Seated Woman in Blue
Paul Cézanne ( between 1902 and 1906 )
In 1939, art historian John Reward wrote that Cezanne’s Seated Woman in Blue “unquestionably one of the strongest and most complete [portraits] that Cézanne painted during the last years of his life.” The portrait conveys both a warmth of tone and somberness of mood.
The figure and its background seem to merge in the deep, rich tones of orange and blue, highlighted throughout in greens and browns. Shadowed effects are similarly modulated, whether in the skin tones or on the blank wall behind the sitter, and thick black paint outlines the forms, lending them a mysterious unity with the dark background. The energetic parallel strokes along the wall take on a life of their own. Together with the deep brown shadow slanting to the lower right, they are the most intensely gestural touches in the painting. Their activity is balanced by the jutting dashes of deep green and black that model the folds in the dress and by the flickering brown and green defining the drapery folds. The warm light that sweeps diagonally across the left illuminating the sitter’s flesh and the background textile in gold, suggests late afternoon; yet the dominant feeling of the portrait is of suspended time—the pictorial space seems to be immutable, as if existing outside of reality.
The personality of the subject hardly intrudes on formal concerns, yet the sitter’s identity remains open to scholarly debate: her identification as Madame Cézanne has had only intermittent acceptance, though Duncan Phillips purchased it as such, and in its earliest known reproduction the work was captioned “The Artist’s Wife.” This identification is now widely rejected. In Lawrence Gowing’s view, both the lack of resemblance to Madame Cézanne and the distant, formal rapport implicit between artist and sitter argue against such an identification.

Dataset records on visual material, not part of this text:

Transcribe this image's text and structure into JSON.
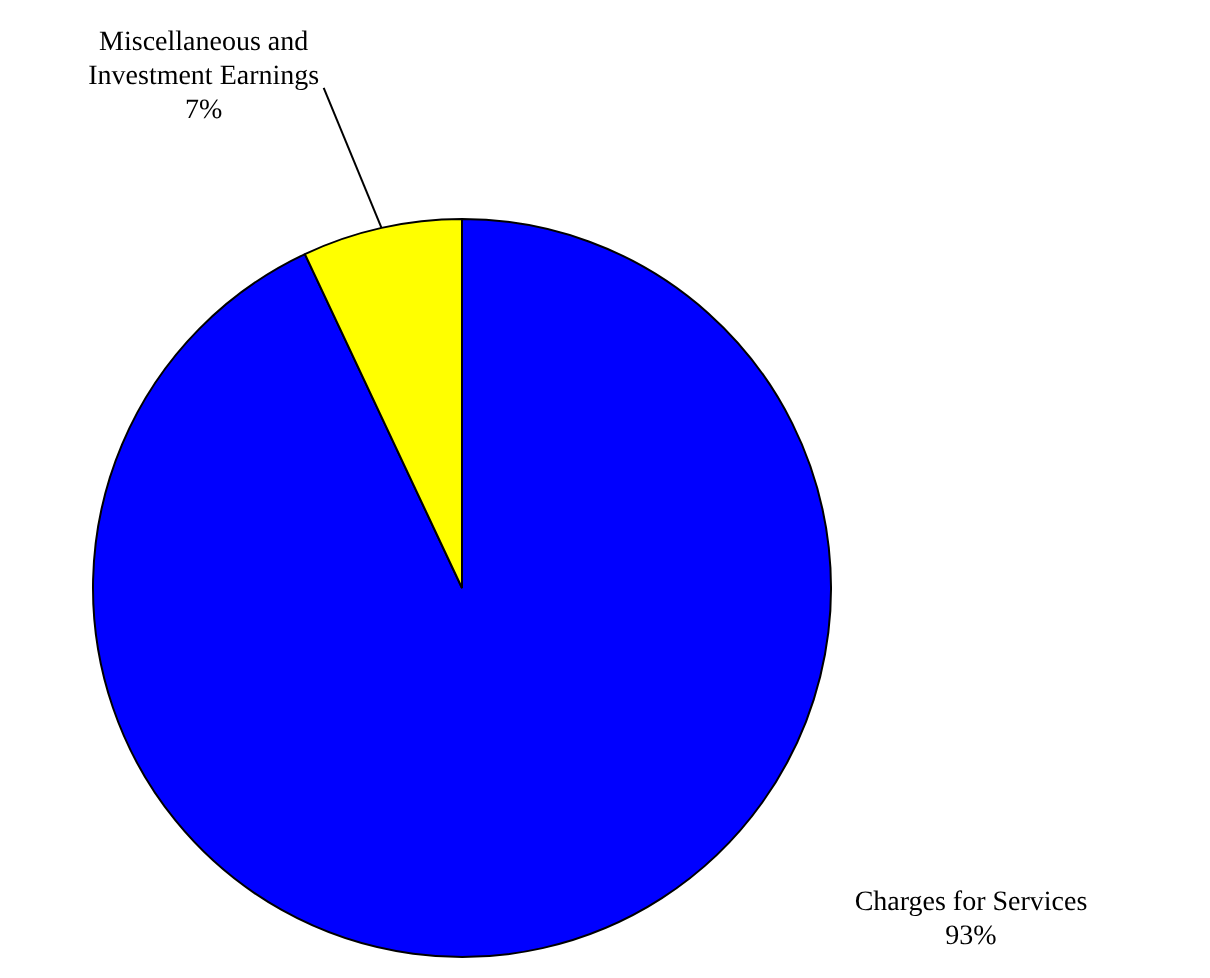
{
  "chart_data": {
    "type": "pie",
    "categories": [
      "Charges for Services",
      "Miscellaneous and Investment Earnings"
    ],
    "values": [
      93,
      7
    ],
    "colors": [
      "#0000ff",
      "#ffff00"
    ],
    "value_labels": [
      "93%",
      "7%"
    ],
    "legend": false
  }
}
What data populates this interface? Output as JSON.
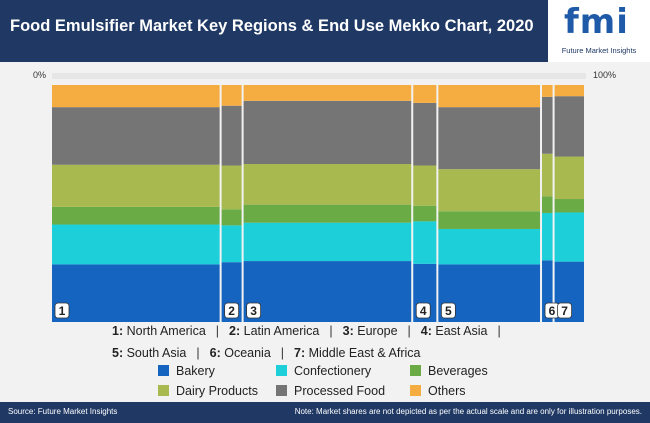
{
  "header": {
    "title": "Food Emulsifier Market Key Regions & End Use Mekko Chart, 2020"
  },
  "logo": {
    "letters": "fmi",
    "tagline": "Future Market Insights"
  },
  "colors": {
    "header_bg": "#1f3864",
    "Bakery": "#1565c0",
    "Confectionery": "#1ccfd9",
    "Beverages": "#6aab45",
    "Dairy Products": "#a7b94f",
    "Processed Food": "#757575",
    "Others": "#f5ad42"
  },
  "chart_data": {
    "type": "mekko",
    "axis": {
      "min_label": "0%",
      "max_label": "100%"
    },
    "segments": [
      "Bakery",
      "Confectionery",
      "Beverages",
      "Dairy Products",
      "Processed Food",
      "Others"
    ],
    "columns": [
      {
        "id": "1",
        "region": "North America",
        "width_pct": 27,
        "shares": [
          26,
          18,
          8,
          19,
          26,
          10
        ]
      },
      {
        "id": "2",
        "region": "Latin America",
        "width_pct": 3.5,
        "shares": [
          26,
          16,
          7,
          19,
          26,
          9
        ]
      },
      {
        "id": "3",
        "region": "Europe",
        "width_pct": 27,
        "shares": [
          27,
          17,
          8,
          18,
          28,
          7
        ]
      },
      {
        "id": "4",
        "region": "East Asia",
        "width_pct": 4,
        "shares": [
          26,
          19,
          7,
          18,
          28,
          8
        ]
      },
      {
        "id": "5",
        "region": "South Asia",
        "width_pct": 16.5,
        "shares": [
          26,
          16,
          8,
          19,
          28,
          10
        ]
      },
      {
        "id": "6",
        "region": "Oceania",
        "width_pct": 2,
        "shares": [
          26,
          20,
          7,
          18,
          24,
          5
        ]
      },
      {
        "id": "7",
        "region": "Middle East & Africa",
        "width_pct": 5,
        "shares": [
          27,
          22,
          6,
          19,
          27,
          5
        ]
      }
    ]
  },
  "legend": {
    "regions_line1": [
      {
        "num": "1",
        "name": "North America"
      },
      {
        "num": "2",
        "name": "Latin America"
      },
      {
        "num": "3",
        "name": "Europe"
      },
      {
        "num": "4",
        "name": "East Asia"
      }
    ],
    "regions_line2": [
      {
        "num": "5",
        "name": "South Asia"
      },
      {
        "num": "6",
        "name": "Oceania"
      },
      {
        "num": "7",
        "name": "Middle East & Africa"
      }
    ],
    "separator": "|",
    "segments_line1": [
      "Bakery",
      "Confectionery",
      "Beverages"
    ],
    "segments_line2": [
      "Dairy Products",
      "Processed Food",
      "Others"
    ]
  },
  "footer": {
    "source": "Source: Future Market Insights",
    "note": "Note: Market shares are not depicted as per the actual scale and are only for illustration purposes."
  }
}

The sitter‘s expression and position evoke the prevalent mood of Cézanne’s late portraits, which contain “a new note of somberness and mystery, a dark, flickering spirituality reminiscent…especially of Rembrandt…the subjects’ postures and features so often said to be inexpressive and masklike, speak eloquently of this mood.” Citing the present work’s deep shadows and volumes, the painting is characterized it as “the most fully Baroque in style of Cézanne’s late portraits.” Cezanne’s lack of intimacy with the sitter is apparent to the viewer, but her almost morose expression makes her enigmatic.